Pets Need Our Help

“Though his injuries were minor (and the doctor agreed to perform only essential procedures), he was hospitalized for about 48 hours. And the bill totaled $968.29.” Said Peter Fenton, the owner of a cat who got into only a small accident, which caused him to have to pay much more than he was expecting.

Connecticut is one of a dozen states where pet owners pay the highest amounts for veterinary care with CT households paying at least $1500 annually in vet bills. This only includes routine checkups and vaccines, and excludes the cost for serious illnesses, injuries and diseases. This is just what every pet owner must pay annually to keep their pet healthy. 

The number of dogs being euthanized because owners can’t afford high veterinary bills continues to increase every year. According to a 2011 report by the American Pet Products Association, the cost of routine and surgical vet visits has risen 47 percent for dogs and 73 percent for cats over the past decade.
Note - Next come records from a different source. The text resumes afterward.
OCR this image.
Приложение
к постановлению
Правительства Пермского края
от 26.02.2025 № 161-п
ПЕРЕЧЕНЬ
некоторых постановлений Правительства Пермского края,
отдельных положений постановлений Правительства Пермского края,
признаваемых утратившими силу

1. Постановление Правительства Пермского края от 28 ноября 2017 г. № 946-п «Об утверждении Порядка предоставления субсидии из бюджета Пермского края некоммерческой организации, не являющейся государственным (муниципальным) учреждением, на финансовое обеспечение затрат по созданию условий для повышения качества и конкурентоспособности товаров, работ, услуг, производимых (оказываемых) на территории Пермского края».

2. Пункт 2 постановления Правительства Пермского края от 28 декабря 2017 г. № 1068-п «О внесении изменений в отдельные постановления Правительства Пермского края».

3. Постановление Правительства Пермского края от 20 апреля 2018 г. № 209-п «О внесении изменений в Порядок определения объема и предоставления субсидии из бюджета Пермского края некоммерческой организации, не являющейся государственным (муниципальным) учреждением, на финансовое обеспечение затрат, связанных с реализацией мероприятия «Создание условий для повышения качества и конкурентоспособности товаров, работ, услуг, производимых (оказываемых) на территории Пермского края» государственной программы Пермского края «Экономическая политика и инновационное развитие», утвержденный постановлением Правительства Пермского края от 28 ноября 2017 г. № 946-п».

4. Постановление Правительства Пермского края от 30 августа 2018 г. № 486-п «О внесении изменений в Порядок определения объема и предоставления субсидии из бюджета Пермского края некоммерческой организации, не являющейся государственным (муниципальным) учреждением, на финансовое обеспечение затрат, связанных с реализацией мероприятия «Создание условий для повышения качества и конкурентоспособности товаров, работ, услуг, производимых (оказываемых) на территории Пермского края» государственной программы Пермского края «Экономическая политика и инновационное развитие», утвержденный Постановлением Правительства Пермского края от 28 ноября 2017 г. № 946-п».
The Washington Post states that pet owners spent about $8 billion on vet care in 2000. By 2013, that figure climbed to more than $14 billion. 

The Washington post states that an estimated 23 million pets in the United States are in homes where the caretakers live at or below the poverty line, and that typically leaves the animals without access to veterinary care. This just shows that one main cause of so many pets spreading diseases such as rabies, and living in shelters, is due to them not being able to get the veterinary care and vaccines that they need because it’s too expensive for their owners to pay for. 

The government needs to require public veterinary clinics to lower the prices of core vaccines, annual checkups and testing for cats and dogs. “I have seen bills run up. I have seen animals hospitalized who clearly did not need to be and animals operated on who did not have to be.” Said Rob Foley to The Washington Post. This shows that not only are vet bills way too high, vet clinics are doing things to these pets that don’t need to get done, causing the owner to pay more than they really should have to. Routine vaccinations can be up to $500, plus checkups, testing, getting your pet spayed or neutered, and screenings. This adds up, and in the end, most pet owners can’t afford to give their pet what they need to stay healthy. If the government requires vet clinics to lower their prices, it will save so many innocent animals from getting sick and having to be euthanized, simply because they couldn’t go to the vet.